Da sempre l’uomo rivolge a se stesso domande fatali: Chi sono? Da dove vengo? Dove vado? Qual è il senso della mia esistenza? Nel tempo le tecniche di indagine sono diventate sempre più raffinate e bisognose di una spiegazione razionale.

Dall’achilleomanzia cinese – pratica così chiamata perché basata sulla manipolazione degli steli di achillea, da cui derivano I Ching – alla consultazione dell’oracolo, proprio del mondo greco, ogni cultura ha creato il proprio sistema di analisi, un tempo appannaggio esclusivo di sacerdoti, religiosi nel senso proprio del termine perché in grado di collegare – rilegare – l’uomo e la sua vita personale alla Vita dell’Universo. Da questa prospettiva non ha senso domandare cosa accadrà in futuro, dubbio abusato soprattutto nel mondo occidentale. La divinazione, che millenni or sono rappresentava un’arte creativa, oggi è ridotta a scopi contingenti spesso effimeri. Anzi, peggio, viene adoperata proprio con la vana speranza di debellare il “caso”.

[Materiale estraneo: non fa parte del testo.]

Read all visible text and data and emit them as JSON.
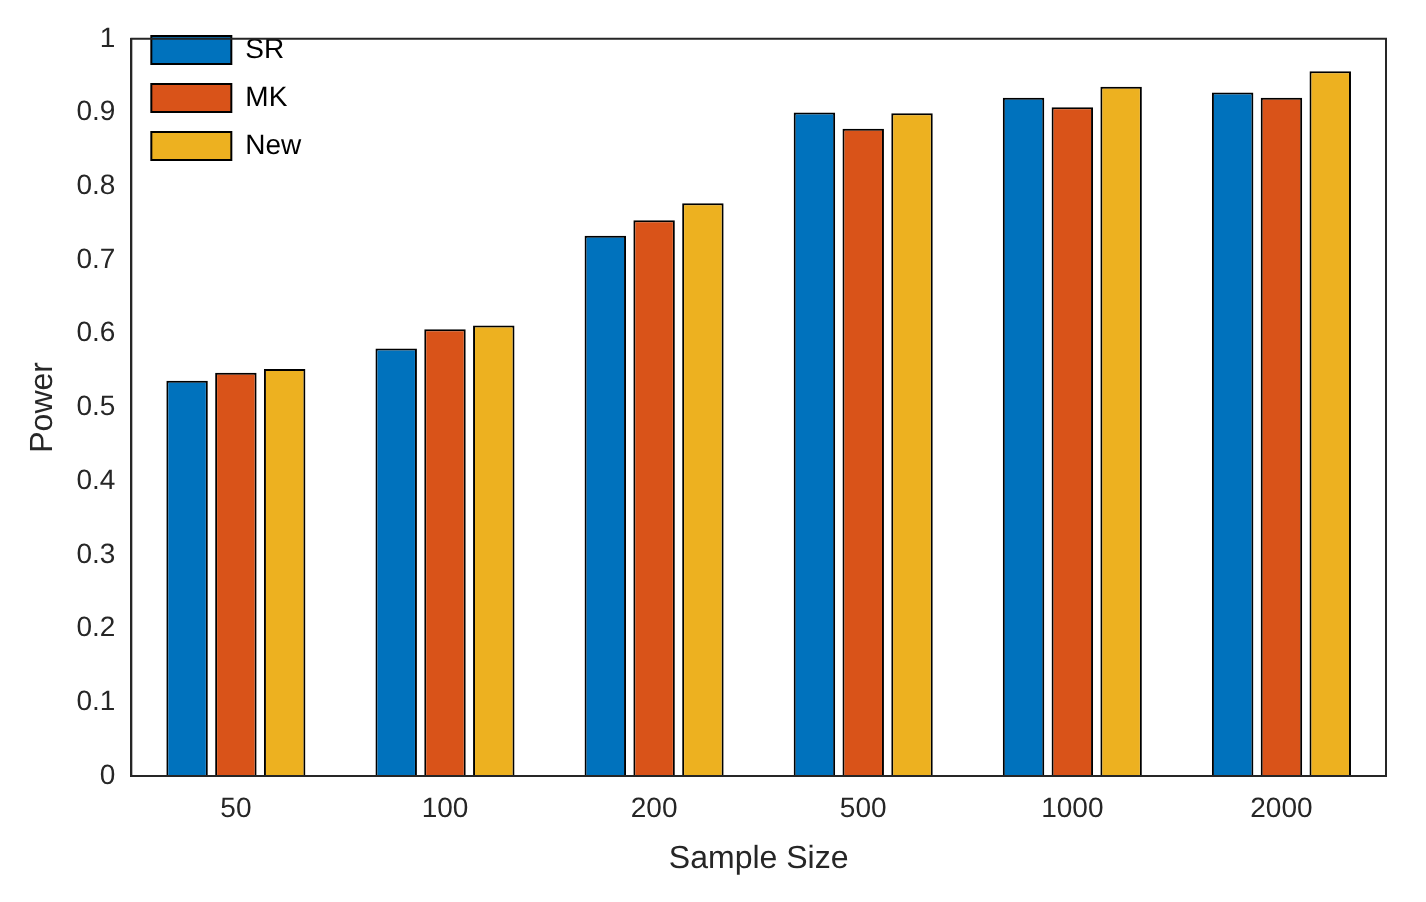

Solo una mentalità aperta e curiosa può accettare che anche ciò che non si può vedere o che non è immediatamente spiegabile in termini razionali esiste e funziona, talvolta anche a dispetto delle prove scientifiche. Un po’ come un approccio al cibo basato sull’equilibrio: è sempre esistito, è sempre stata applicato in maniera naturale da tante culture diverse in ogni parte del mondo.

Ma perché i sistemi “divinatori” funzionano? Francamente, non si sa. Una teoria che viene utilizzata per giustificare il meccanismo su cui si fondano queste arti creative è quella della sincronicità che, come sottolinea Jung, significa percepire che due eventi sono connessi da un senso comune, senza che essi siano legati da nessi causali o siano dovuti al caso.

In effetti, nella divinazione, la domanda non dovrebbe essere mai “Come mai è accaduta questa data cosa? O cosa accadrà in futuro?” ma, come afferma Marie-Louise Von Franz descrivendo le inclinazioni della cultura cinese in merito, “Quali cose amano accadere insieme, prodursi simultaneamente in maniera significativa?”.

Questa prospettiva definisce uno schema concettuale che ha come perno l’istante temporale presente intorno al quale si addensano innumerevoli gli eventi. In quell’istante temporale si materializza il qui ed ora, e nasce la possibilità di essere consapevoli di se stessi e del proprio cammino di vita. In questo modo la divinazione non è rivelazione ma esplorazione.

Attraverso la divinazione si cerca di ricollegare il consultante alla propria verità che per qualche motivo ha dimenticato, o non è più in grado di ascoltare con semplicità ed immediatezza, perché tanto fastidioso può essere il rumore di sottofondo che lo distrae dal proprio percorso. Concentrarsi sul qui e ora, anche solo per una scelta contingente, che può apparire di poco conto, ci spinge a entrare in connessione con la nostra autentica realtà.

La divinazione avrebbe, dunque, un unico scopo: avvicinare il consultante alla propria unicità a partire dalla quale è probabile che esista un futuro già scritto a grandi linee e un passato coerente che lo ha preparato. Tutto ciò che è possibile pre-vedere è già presente qui e ora in termini qualitativi, sebbene sia possibile che non abbia ancora trovato una manifestazione adeguata.